Somme: Flower of a generation lost on these killing fields, says William at sombre vigil for fallen
The Duke of Cambridge has paid tribute to the soldiers killed 100 years ago in the Battle of the Somme, saying "we lost the flower of a generation".
William spoke of European governments "including our own" who failed to "prevent the catastrophe of world war", in a speech during a military vigil at the gigantic Thiepval Memorial to the Missing in northern France.
He was joined by the Duchess of Cambridge and Prince Harry for the event ahead of today's 100th anniversary of the start of the battle, which lasted 141 days and claimed hundreds of thousands of British, French and German lives.
In an address written by Birdsong novelist Sebastian Faulks, William highlighted the almost 60,000 British and Commonwealth casualties of July 1 1916, the bloodiest day in the history of the British Army.
William told the assembled guests: "We lost the flower of a generation; and in the years to come it sometimes seemed that with them a sense of vital optimism had disappeared for ever from British life.
"It was in many ways the saddest day in the long story of our nation.
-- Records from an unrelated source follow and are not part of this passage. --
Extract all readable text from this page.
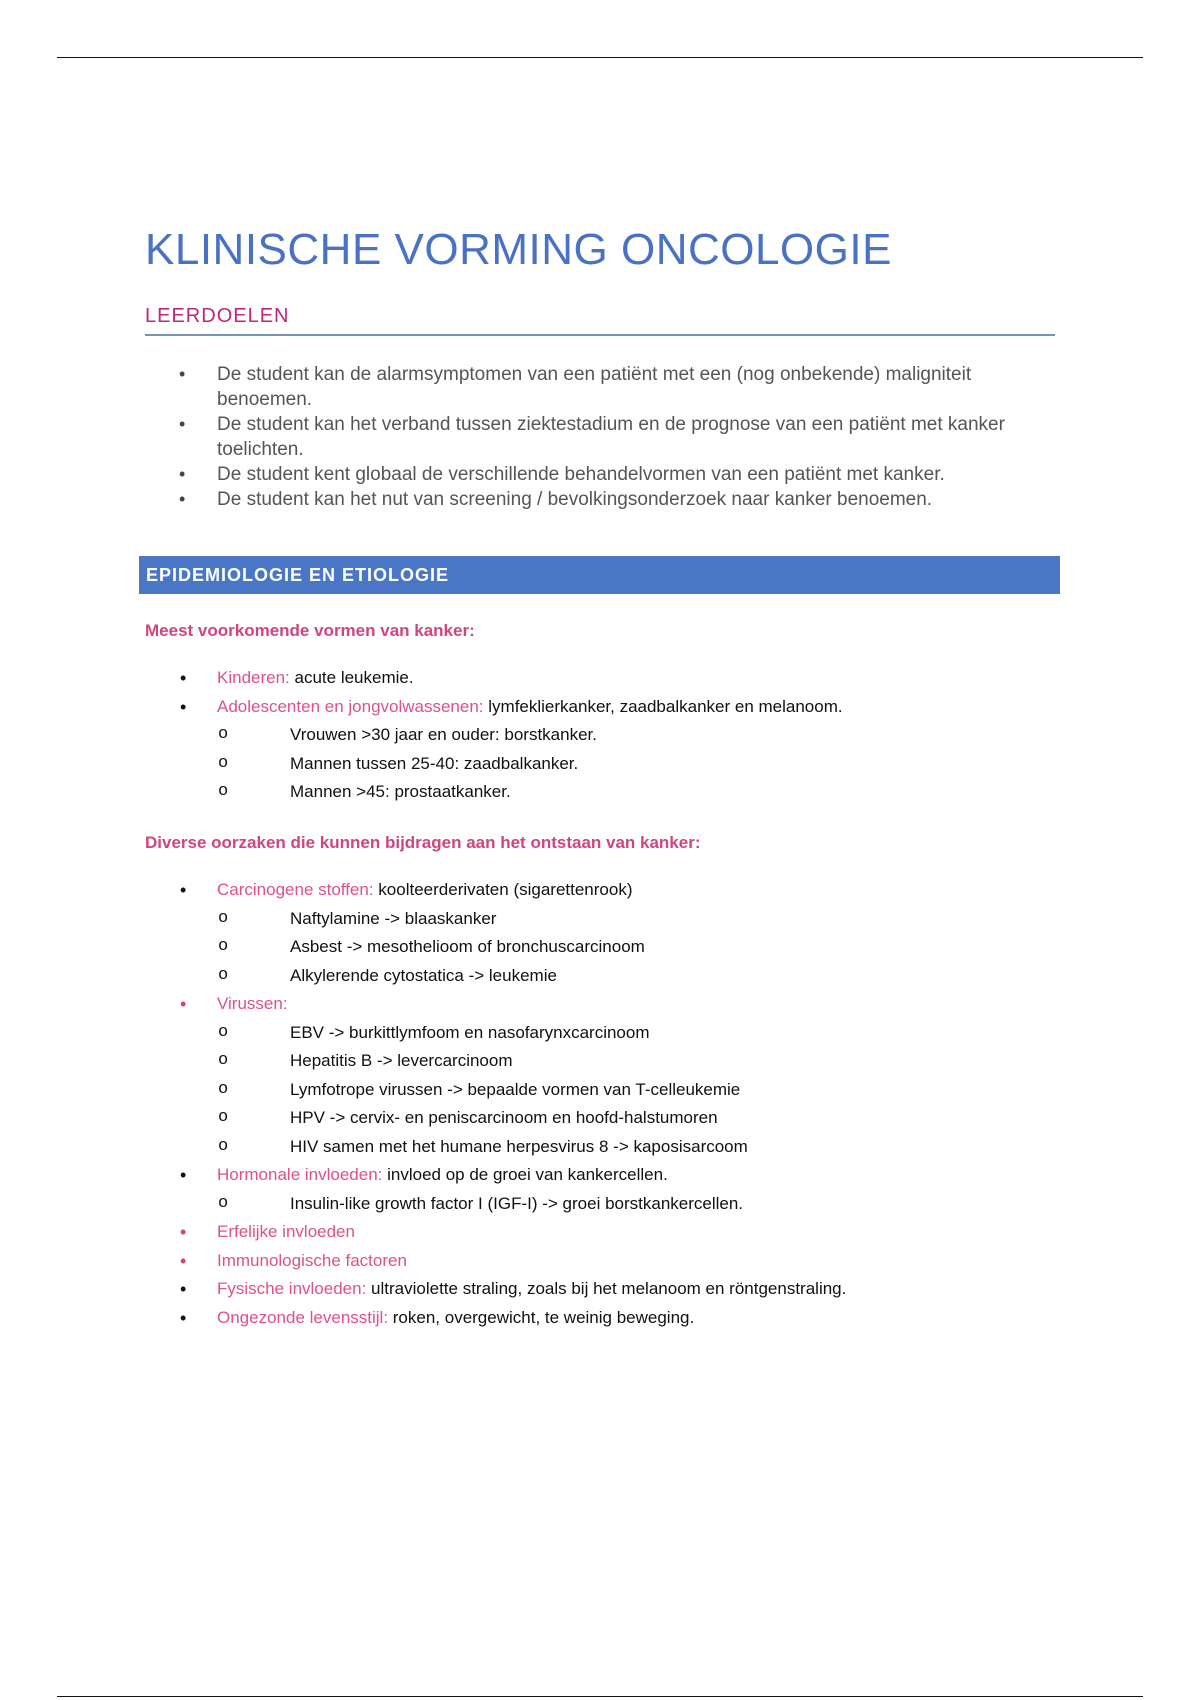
KLINISCHE VORMING ONCOLOGIE
LEERDOELEN
• De student kan de alarmsymptomen van een patiënt met een (nog onbekende) maligniteit benoemen.
• De student kan het verband tussen ziektestadium en de prognose van een patiënt met kanker toelichten.
• De student kent globaal de verschillende behandelvormen van een patiënt met kanker.
• De student kan het nut van screening / bevolkingsonderzoek naar kanker benoemen.
EPIDEMIOLOGIE EN ETIOLOGIE
Meest voorkomende vormen van kanker:
• Kinderen: acute leukemie.
• Adolescenten en jongvolwassenen: lymfeklierkanker, zaadbalkanker en melanoom.
o	Vrouwen >30 jaar en ouder: borstkanker.
o	Mannen tussen 25-40: zaadbalkanker.
o	Mannen >45: prostaatkanker.
Diverse oorzaken die kunnen bijdragen aan het ontstaan van kanker:
• Carcinogene stoffen: koolteerderivaten (sigarettenrook)
o	Naftylamine -> blaaskanker
o	Asbest -> mesothelioom of bronchuscarcinoom
o	Alkylerende cytostatica -> leukemie
• Virussen:
o	EBV -> burkittlymfoom en nasofarynxcarcinoom
o	Hepatitis B -> levercarcinoom
o	Lymfotrope virussen -> bepaalde vormen van T-celleukemie
o	HPV -> cervix- en peniscarcinoom en hoofd-halstumoren
o	HIV samen met het humane herpesvirus 8 -> kaposisarcoom
• Hormonale invloeden: invloed op de groei van kankercellen.
o	Insulin-like growth factor I (IGF-I) -> groei borstkankercellen.
• Erfelijke invloeden
• Immunologische factoren
• Fysische invloeden: ultraviolette straling, zoals bij het melanoom en röntgenstraling.
• Ongezonde levensstijl: roken, overgewicht, te weinig beweging.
"Tonight we think of them as they nerved themselves for what lay ahead. We acknowledge the failures of European governments, including our own, to prevent the catastrophe of world war."
William said that the event honoured the more than 72,000 men whose names adorn the Thiepval monument, whose bodies have never been found, and those laying in Commonwealth cemeteries that litter the fields of the former Somme battlefield.
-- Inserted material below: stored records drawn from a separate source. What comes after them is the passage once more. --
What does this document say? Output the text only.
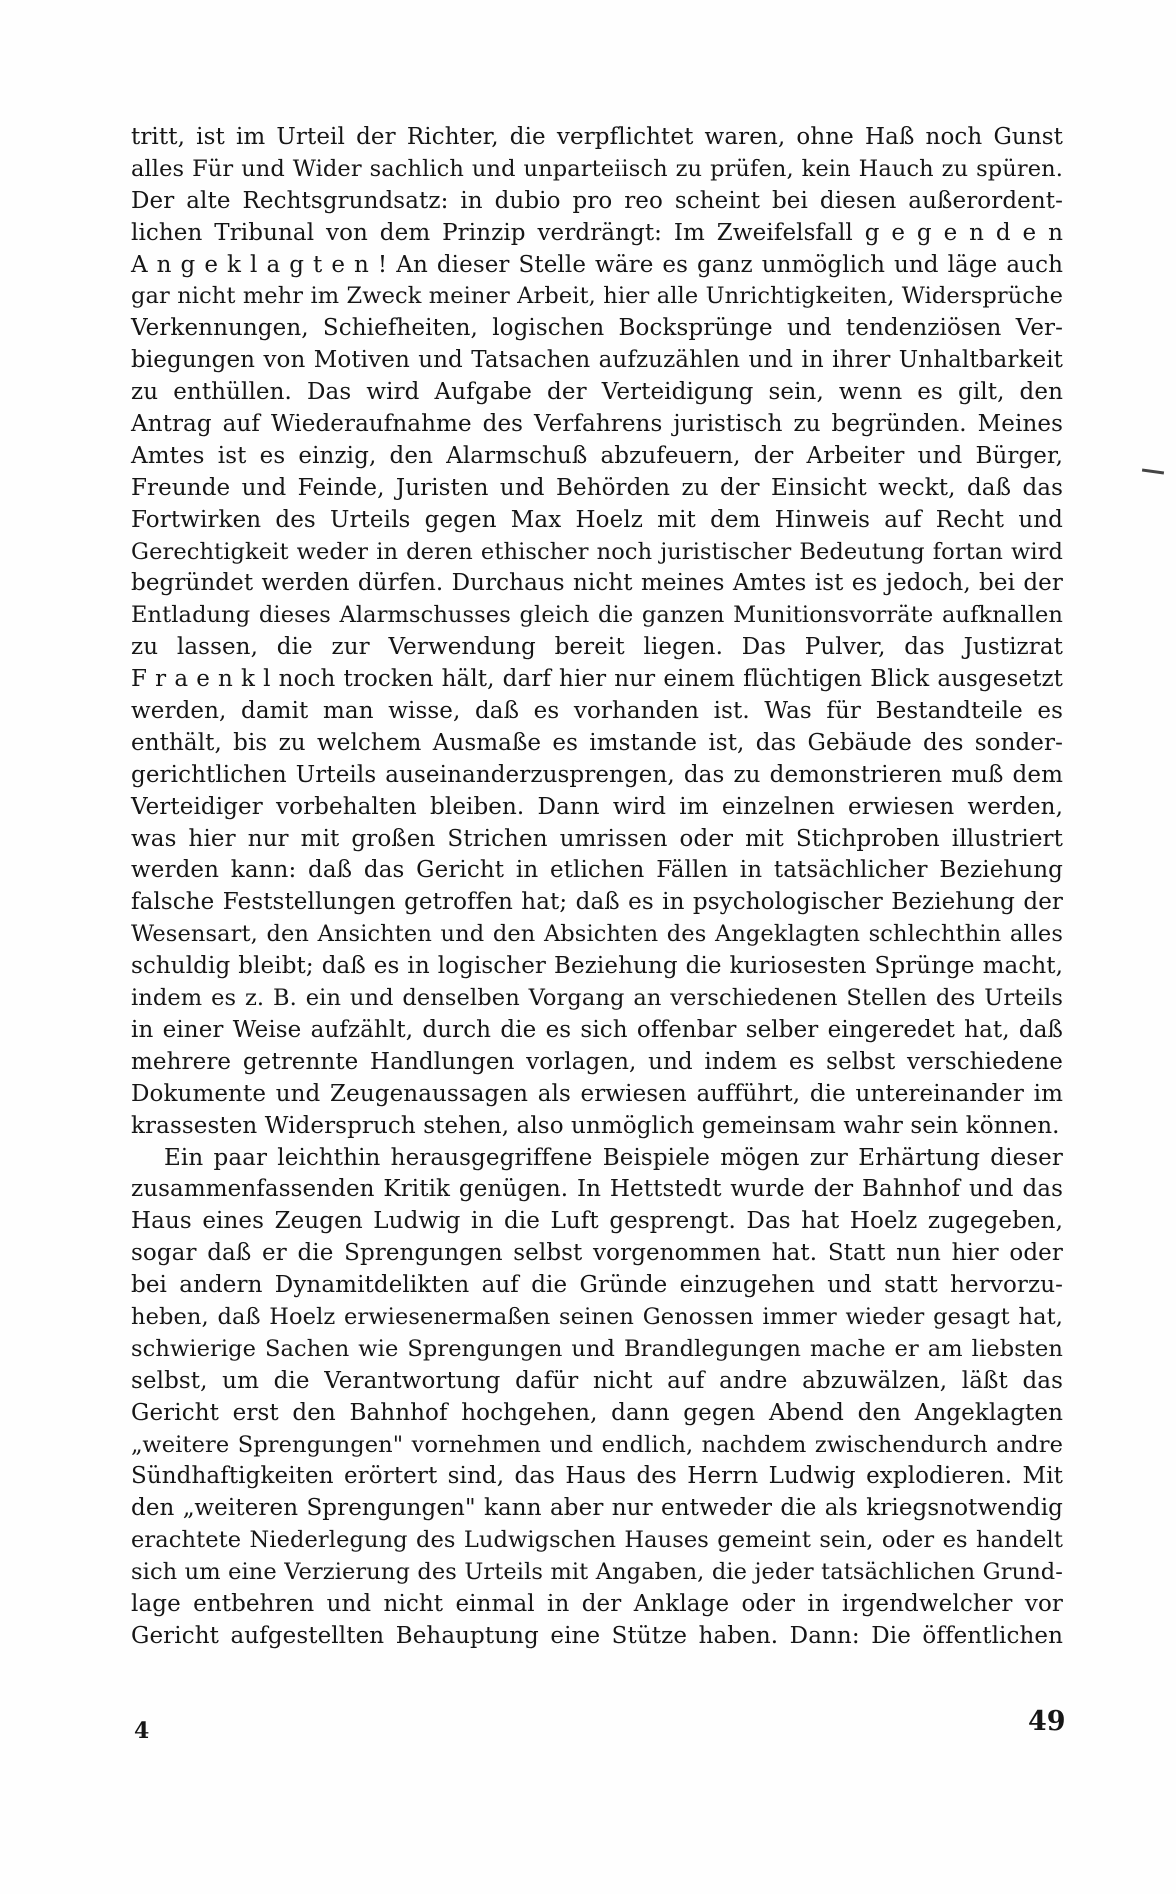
tritt, ist im Urteil der Richter, die verpflichtet waren, ohne Haß noch Gunst
alles Für und Wider sachlich und unparteiisch zu prüfen, kein Hauch zu spüren.
Der alte Rechtsgrundsatz: in dubio pro reo scheint bei diesen außerordent-
lichen Tribunal von dem Prinzip verdrängt: Im Zweifelsfall g e g e n d e n
A n g e k l a g t e n ! An dieser Stelle wäre es ganz unmöglich und läge auch
gar nicht mehr im Zweck meiner Arbeit, hier alle Unrichtigkeiten, Widersprüche
Verkennungen, Schiefheiten, logischen Bocksprünge und tendenziösen Ver-
biegungen von Motiven und Tatsachen aufzuzählen und in ihrer Unhaltbarkeit
zu enthüllen. Das wird Aufgabe der Verteidigung sein, wenn es gilt, den
Antrag auf Wiederaufnahme des Verfahrens juristisch zu begründen. Meines
Amtes ist es einzig, den Alarmschuß abzufeuern, der Arbeiter und Bürger,
Freunde und Feinde, Juristen und Behörden zu der Einsicht weckt, daß das
Fortwirken des Urteils gegen Max Hoelz mit dem Hinweis auf Recht und
Gerechtigkeit weder in deren ethischer noch juristischer Bedeutung fortan wird
begründet werden dürfen. Durchaus nicht meines Amtes ist es jedoch, bei der
Entladung dieses Alarmschusses gleich die ganzen Munitionsvorräte aufknallen
zu lassen, die zur Verwendung bereit liegen. Das Pulver, das Justizrat
F r a e n k l noch trocken hält, darf hier nur einem flüchtigen Blick ausgesetzt
werden, damit man wisse, daß es vorhanden ist. Was für Bestandteile es
enthält, bis zu welchem Ausmaße es imstande ist, das Gebäude des sonder-
gerichtlichen Urteils auseinanderzusprengen, das zu demonstrieren muß dem
Verteidiger vorbehalten bleiben. Dann wird im einzelnen erwiesen werden,
was hier nur mit großen Strichen umrissen oder mit Stichproben illustriert
werden kann: daß das Gericht in etlichen Fällen in tatsächlicher Beziehung
falsche Feststellungen getroffen hat; daß es in psychologischer Beziehung der
Wesensart, den Ansichten und den Absichten des Angeklagten schlechthin alles
schuldig bleibt; daß es in logischer Beziehung die kuriosesten Sprünge macht,
indem es z. B. ein und denselben Vorgang an verschiedenen Stellen des Urteils
in einer Weise aufzählt, durch die es sich offenbar selber eingeredet hat, daß
mehrere getrennte Handlungen vorlagen, und indem es selbst verschiedene
Dokumente und Zeugenaussagen als erwiesen aufführt, die untereinander im
krassesten Widerspruch stehen, also unmöglich gemeinsam wahr sein können.
Ein paar leichthin herausgegriffene Beispiele mögen zur Erhärtung dieser
zusammenfassenden Kritik genügen. In Hettstedt wurde der Bahnhof und das
Haus eines Zeugen Ludwig in die Luft gesprengt. Das hat Hoelz zugegeben,
sogar daß er die Sprengungen selbst vorgenommen hat. Statt nun hier oder
bei andern Dynamitdelikten auf die Gründe einzugehen und statt hervorzu-
heben, daß Hoelz erwiesenermaßen seinen Genossen immer wieder gesagt hat,
schwierige Sachen wie Sprengungen und Brandlegungen mache er am liebsten
selbst, um die Verantwortung dafür nicht auf andre abzuwälzen, läßt das
Gericht erst den Bahnhof hochgehen, dann gegen Abend den Angeklagten
„weitere Sprengungen" vornehmen und endlich, nachdem zwischendurch andre
Sündhaftigkeiten erörtert sind, das Haus des Herrn Ludwig explodieren. Mit
den „weiteren Sprengungen" kann aber nur entweder die als kriegsnotwendig
erachtete Niederlegung des Ludwigschen Hauses gemeint sein, oder es handelt
sich um eine Verzierung des Urteils mit Angaben, die jeder tatsächlichen Grund-
lage entbehren und nicht einmal in der Anklage oder in irgendwelcher vor
Gericht aufgestellten Behauptung eine Stütze haben. Dann: Die öffentlichen
4	49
He added: "Tonight, we stand here with a promise to those men: We will remember you. The gift you have given your country is treasured by every one of us this day.
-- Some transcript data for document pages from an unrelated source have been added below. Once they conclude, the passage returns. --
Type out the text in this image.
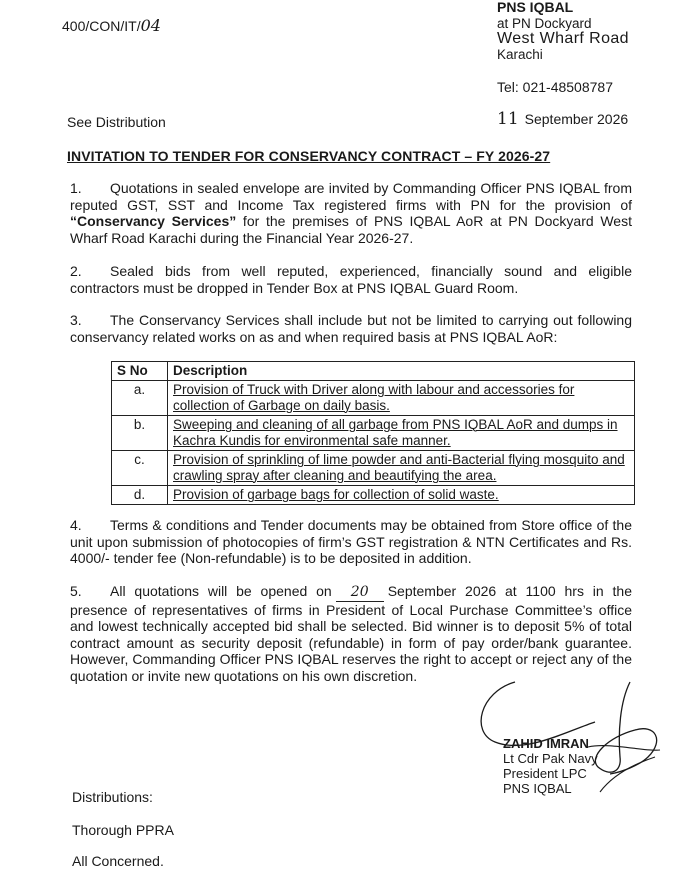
400/CON/IT/04
PNS IQBAL
at PN Dockyard
West Wharf Road
Karachi
Tel: 021-48508787
11 September 2026
See Distribution
INVITATION TO TENDER FOR CONSERVANCY CONTRACT – FY 2026-27
1. Quotations in sealed envelope are invited by Commanding Officer PNS IQBAL from reputed GST, SST and Income Tax registered firms with PN for the provision of “Conservancy Services” for the premises of PNS IQBAL AoR at PN Dockyard West Wharf Road Karachi during the Financial Year 2026-27.
2. Sealed bids from well reputed, experienced, financially sound and eligible contractors must be dropped in Tender Box at PNS IQBAL Guard Room.
3. The Conservancy Services shall include but not be limited to carrying out following conservancy related works on as and when required basis at PNS IQBAL AoR:
S No	Description
a.	Provision of Truck with Driver along with labour and accessories for collection of Garbage on daily basis.
b.	Sweeping and cleaning of all garbage from PNS IQBAL AoR and dumps in Kachra Kundis for environmental safe manner.
c.	Provision of sprinkling of lime powder and anti-Bacterial flying mosquito and crawling spray after cleaning and beautifying the area.
d.	Provision of garbage bags for collection of solid waste.
4. Terms & conditions and Tender documents may be obtained from Store office of the unit upon submission of photocopies of firm’s GST registration & NTN Certificates and Rs. 4000/- tender fee (Non-refundable) is to be deposited in addition.
5. All quotations will be opened on 20 September 2026 at 1100 hrs in the presence of representatives of firms in President of Local Purchase Committee’s office and lowest technically accepted bid shall be selected. Bid winner is to deposit 5% of total contract amount as security deposit (refundable) in form of pay order/bank guarantee. However, Commanding Officer PNS IQBAL reserves the right to accept or reject any of the quotation or invite new quotations on his own discretion.
ZAHID IMRAN
Lt Cdr Pak Navy
President LPC
PNS IQBAL
Distributions:
Thorough PPRA
All Concerned.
"The sacrifice you made will never, ever be forgotten."
Before the vigil's start William, Harry and Kate had climbed to the top of Sir Edwin Lutyens' 45m (148ft) monument to view the battlefield.
They were told of the carnage of 100 years ago which claimed the lives of more than a million men on all sides.
Historian Dr Glyn Prysor, from memorial maintainer the Commonwealth War Graves Commission (CWGC), welcomed the royal trio to the site and showed them around, saying they had been "moved".
Dr Prysor said: "There are more than 72,000 names on this memorial, those who have no graves, and it's very hard not to be moved.
"Prince Harry said it was his first visit - I think it was a first visit for all of them.
"They remarked on how impressive the memorial was when they arrived.
"It's the largest Commonwealth War Graves Commission site in the world and I think every visitor is struck by the enormity of it.
"We were talking of the inscriptions and how it wasn't just for the missing but honoured the alliance between the French and British armies.
"We then walked up to the top of the monument and spoke about the challenge British soldiers faced on that morning and the experience of the German soldiers. This was a battle where French, English and Germans all fought fiercely and all suffered terrible losses.
"The battlefield was all around us and we talked about how remarkable it is to see this landscape restored after the devastation of the war.
"Prince Harry asked about the trees and whether they came later - which many of them did when this memorial was built.
"All the CWGC sites tell the story of the battle and incredibly poignant resting of all those who fell.
"I think it's great them coming here to this event and if this visit encourages people to come and reflect on those who lost their lives here it will be a very powerful legacy of the commemoration event."
Harry also spoke at the event, reading the poem Before Action, written by Lieutenant WN Hodgson of the 9th Battalion the Devonshire Regiment, who wrote it days before he was killed in action on July 1, 1916.
A benediction was also given by the Most Reverend Justin Welby, the Archbishop of Canterbury.